El maléfico doctor tomó las pinzas, con su rostro cubierto por la tela blanca,
con su pelo cubierto por la tela verde, con su cuerpo cubierto por el traje
gris, con sus telas cubiertas por la luz amarillenta, con su espalada cubierta
por la luz de la pantalla comenzó su delicada intervención.
Frente a él
yacía en la camilla de tierra ese cuerpo inerte de mil personas, esa humanidad
desintegrada sin tantos rostros. Había que operar, urgía.
Su equipo observaba deliciosamente su parsimonia, su forma de acariciar las
pinzas y el escalpelo, su respiración intermitente esbozada en la tela
blanca.
Detrás, aún más atrás, la dama cantaba lo correcto/incorrecto, sentenciada a la
década postdictatorial de reglas dobladas pero vigentes, tristemente vigentes. Y
lo que otrora fuera un himno, un grito de libertad, era ahora en ese recinto un
eco desgarrador de un sueño profanado.
El doctor con sus ciento cincuenta
manos se cargó de herramientas, higienizó sus conceptos, esterilizó al auditorio
y comenzó su intervención.
Primero debía pinchar, cortar, entrar. La sangre convertida en bienvenida triunfal daría paso a su mano, a ese otro reino, que sería suyo. Poseer ese cuerpo múltiple, hacerlo a su imagen y semejanza, normalizarlo. Que su deformidad pase desapercibida, que nadie note que en sus marcas, en sus llagas se obstina la historia compartida. Que nadie sepa que ese cuerpo perteneció a otro, porque ahora, con esa pinza, y esas telas, y esas luces, le pertenecía.
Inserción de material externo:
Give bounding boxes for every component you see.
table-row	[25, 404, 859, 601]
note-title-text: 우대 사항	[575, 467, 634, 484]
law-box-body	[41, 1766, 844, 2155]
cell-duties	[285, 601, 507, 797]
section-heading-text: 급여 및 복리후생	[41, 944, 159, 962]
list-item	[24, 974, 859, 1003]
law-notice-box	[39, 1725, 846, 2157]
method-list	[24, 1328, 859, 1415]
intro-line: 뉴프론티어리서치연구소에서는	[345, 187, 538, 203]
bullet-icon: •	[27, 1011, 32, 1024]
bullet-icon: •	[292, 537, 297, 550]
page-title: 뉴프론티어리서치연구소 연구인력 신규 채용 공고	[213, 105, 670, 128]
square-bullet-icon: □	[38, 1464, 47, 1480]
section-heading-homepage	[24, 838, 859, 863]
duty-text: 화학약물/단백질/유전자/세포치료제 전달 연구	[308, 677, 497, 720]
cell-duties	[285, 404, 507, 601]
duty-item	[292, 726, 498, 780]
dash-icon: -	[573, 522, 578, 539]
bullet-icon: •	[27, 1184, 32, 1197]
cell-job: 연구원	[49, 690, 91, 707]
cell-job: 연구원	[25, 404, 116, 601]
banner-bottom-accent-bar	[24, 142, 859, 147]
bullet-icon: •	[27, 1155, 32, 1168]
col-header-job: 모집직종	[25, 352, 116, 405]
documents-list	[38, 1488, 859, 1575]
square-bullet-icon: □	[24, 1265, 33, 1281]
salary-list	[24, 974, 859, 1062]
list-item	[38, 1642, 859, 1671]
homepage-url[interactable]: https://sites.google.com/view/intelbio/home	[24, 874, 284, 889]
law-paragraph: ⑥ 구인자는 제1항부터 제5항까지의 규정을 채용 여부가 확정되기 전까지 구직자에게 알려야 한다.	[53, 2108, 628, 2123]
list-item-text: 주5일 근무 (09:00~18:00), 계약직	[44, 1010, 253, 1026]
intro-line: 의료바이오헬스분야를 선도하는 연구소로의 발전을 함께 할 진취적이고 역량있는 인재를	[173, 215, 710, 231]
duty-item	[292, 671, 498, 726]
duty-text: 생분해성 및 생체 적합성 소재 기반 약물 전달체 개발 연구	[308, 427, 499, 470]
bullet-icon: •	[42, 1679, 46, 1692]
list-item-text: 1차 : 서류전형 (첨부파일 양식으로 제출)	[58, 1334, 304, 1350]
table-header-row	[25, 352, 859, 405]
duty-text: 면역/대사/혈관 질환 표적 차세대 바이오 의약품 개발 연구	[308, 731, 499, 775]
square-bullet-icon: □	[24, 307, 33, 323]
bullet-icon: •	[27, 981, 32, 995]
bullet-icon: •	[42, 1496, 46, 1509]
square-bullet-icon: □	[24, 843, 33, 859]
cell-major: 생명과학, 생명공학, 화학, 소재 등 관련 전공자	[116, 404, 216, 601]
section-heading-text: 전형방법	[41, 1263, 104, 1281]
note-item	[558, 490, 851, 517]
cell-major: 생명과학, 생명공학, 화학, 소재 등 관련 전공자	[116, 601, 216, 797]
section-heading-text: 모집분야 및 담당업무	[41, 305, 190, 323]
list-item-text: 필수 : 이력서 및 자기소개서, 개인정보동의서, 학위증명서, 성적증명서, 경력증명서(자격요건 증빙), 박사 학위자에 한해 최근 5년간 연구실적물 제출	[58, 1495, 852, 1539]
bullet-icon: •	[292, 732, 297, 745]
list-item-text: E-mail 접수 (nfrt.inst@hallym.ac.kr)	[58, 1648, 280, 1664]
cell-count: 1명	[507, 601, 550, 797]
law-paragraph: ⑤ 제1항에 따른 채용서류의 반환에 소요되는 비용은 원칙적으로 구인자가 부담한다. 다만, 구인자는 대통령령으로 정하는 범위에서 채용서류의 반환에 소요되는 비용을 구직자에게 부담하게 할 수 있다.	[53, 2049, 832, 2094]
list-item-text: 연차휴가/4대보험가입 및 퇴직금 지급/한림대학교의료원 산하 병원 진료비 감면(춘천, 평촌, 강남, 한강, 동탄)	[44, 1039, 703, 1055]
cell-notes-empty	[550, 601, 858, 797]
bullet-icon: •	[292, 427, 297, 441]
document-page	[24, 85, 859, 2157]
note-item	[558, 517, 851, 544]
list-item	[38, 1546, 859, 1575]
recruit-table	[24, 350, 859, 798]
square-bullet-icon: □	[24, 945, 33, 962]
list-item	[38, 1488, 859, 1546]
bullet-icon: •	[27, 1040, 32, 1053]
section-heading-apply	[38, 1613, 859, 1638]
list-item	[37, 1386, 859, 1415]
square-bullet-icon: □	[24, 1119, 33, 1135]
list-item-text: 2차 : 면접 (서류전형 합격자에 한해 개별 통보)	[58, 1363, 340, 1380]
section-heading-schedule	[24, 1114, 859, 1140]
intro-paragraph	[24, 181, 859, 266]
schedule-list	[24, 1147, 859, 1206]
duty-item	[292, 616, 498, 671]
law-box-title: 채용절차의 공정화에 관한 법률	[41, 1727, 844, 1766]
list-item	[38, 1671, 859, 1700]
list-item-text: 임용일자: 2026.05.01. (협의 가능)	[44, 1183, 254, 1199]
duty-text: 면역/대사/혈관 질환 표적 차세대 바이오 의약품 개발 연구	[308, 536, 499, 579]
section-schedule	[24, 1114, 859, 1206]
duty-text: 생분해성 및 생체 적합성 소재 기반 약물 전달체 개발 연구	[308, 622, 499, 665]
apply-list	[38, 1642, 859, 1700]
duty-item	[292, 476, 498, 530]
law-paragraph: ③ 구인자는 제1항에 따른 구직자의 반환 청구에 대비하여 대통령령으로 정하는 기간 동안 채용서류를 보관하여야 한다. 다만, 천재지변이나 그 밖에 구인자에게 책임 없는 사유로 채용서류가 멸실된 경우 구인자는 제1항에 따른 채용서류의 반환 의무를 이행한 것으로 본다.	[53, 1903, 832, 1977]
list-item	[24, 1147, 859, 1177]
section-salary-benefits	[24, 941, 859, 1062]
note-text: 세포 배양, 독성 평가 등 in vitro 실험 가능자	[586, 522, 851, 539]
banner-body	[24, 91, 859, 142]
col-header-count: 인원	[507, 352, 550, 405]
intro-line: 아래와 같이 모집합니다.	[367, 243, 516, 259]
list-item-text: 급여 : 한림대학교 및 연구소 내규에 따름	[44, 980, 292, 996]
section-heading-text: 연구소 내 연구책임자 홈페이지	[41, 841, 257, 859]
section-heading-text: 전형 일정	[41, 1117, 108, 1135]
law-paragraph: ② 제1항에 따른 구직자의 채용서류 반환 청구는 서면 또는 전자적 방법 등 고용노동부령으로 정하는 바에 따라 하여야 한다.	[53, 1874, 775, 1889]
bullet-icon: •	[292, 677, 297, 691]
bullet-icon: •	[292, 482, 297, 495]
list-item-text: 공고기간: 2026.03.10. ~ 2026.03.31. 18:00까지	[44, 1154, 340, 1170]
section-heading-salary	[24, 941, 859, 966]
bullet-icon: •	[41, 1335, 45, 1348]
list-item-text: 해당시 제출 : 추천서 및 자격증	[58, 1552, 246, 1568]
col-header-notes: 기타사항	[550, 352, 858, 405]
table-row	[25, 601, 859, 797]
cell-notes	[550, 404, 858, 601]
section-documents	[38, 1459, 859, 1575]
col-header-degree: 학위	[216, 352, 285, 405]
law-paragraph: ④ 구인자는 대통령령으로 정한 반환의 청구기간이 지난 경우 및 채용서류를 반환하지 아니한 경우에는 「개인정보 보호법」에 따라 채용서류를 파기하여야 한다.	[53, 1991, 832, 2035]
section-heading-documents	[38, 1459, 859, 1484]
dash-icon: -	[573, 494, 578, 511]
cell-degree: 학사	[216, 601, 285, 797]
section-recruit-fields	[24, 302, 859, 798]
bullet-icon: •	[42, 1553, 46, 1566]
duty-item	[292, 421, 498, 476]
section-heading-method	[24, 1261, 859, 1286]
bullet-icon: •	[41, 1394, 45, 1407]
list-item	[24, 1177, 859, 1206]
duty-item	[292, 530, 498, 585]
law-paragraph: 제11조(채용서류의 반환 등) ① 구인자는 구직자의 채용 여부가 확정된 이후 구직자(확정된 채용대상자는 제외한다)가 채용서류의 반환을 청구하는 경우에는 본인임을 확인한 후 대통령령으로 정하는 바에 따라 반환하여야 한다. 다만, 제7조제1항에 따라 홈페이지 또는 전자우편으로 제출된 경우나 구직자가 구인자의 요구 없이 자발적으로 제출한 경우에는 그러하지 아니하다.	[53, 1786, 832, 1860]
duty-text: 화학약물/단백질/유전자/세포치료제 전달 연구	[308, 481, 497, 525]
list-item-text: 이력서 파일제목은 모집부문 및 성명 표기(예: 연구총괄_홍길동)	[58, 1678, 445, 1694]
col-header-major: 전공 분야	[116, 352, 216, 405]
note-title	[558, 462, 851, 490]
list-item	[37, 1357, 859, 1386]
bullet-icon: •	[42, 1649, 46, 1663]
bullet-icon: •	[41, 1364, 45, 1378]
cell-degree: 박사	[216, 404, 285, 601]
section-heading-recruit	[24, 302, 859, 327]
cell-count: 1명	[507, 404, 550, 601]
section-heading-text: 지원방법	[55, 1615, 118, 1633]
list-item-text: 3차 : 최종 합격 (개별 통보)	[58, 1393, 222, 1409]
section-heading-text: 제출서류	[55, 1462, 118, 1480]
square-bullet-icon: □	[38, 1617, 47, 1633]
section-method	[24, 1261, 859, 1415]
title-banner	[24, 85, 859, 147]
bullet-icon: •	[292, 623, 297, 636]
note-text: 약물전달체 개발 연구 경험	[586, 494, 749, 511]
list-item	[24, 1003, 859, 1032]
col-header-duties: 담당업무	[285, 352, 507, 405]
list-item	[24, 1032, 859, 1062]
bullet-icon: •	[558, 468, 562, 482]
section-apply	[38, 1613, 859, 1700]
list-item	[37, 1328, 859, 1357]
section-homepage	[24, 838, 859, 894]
Hablarle luego, al cuerpo reparido, hablarle para que absorba las palabras nuevas, su nuevo nombre, su nueva existencia. Para que aprenda a hablar y sepa que debe estar eternamente agradecido, por el privilegio de una existencia, por poder pararse y caminar. Que camine el cuerpo para hincarse luego de rodillas a rezar su plegaria cotidiana.
Y el cuerpo hincado rogará no retornar a su existencia anterior, rogará eso porque le extirparon consecuentemente los quistes ideológicos perversos que lo impulsaban antaño, rogará eso porque llenaron sus vísceras con un fluido verde que aprieta desde dentro cuando sobreviene el desprecio por el bisturí.
Se le enseñará a besar la mano enguantada, a deambular sonriendo por todas esas cárceles. Pero de vez en cuando, cuando el doctor no lo vea, él mirará sus marcas, recorrerá sus cicatrices con la misma parsimonia con que fue recorrido, y se sabrá tan ajeno, y se despreciará despreciando en ese sublime acto todo lo que le han hecho. Y deseará fragmentarse tal y como es visto, pero llevar al plano literal toda la violencia simbólica. Pensará que de este modo, disgregado en trozos, quizá pueda separarse de él mismo, de ella misma, y confundir sus piernas, con otras piernas, sus brazos, con otros brazos, su boca, sus ojos, su... y en esa confusión reencontrarse con esa humanidad que le fue extirpada.
Deseará, es posible que el tiempo ajeno a la mirada médica no alcance más que para eso, pero tengo la certeza de que será bastante, sobre todo, porque será mucho más de lo permitido.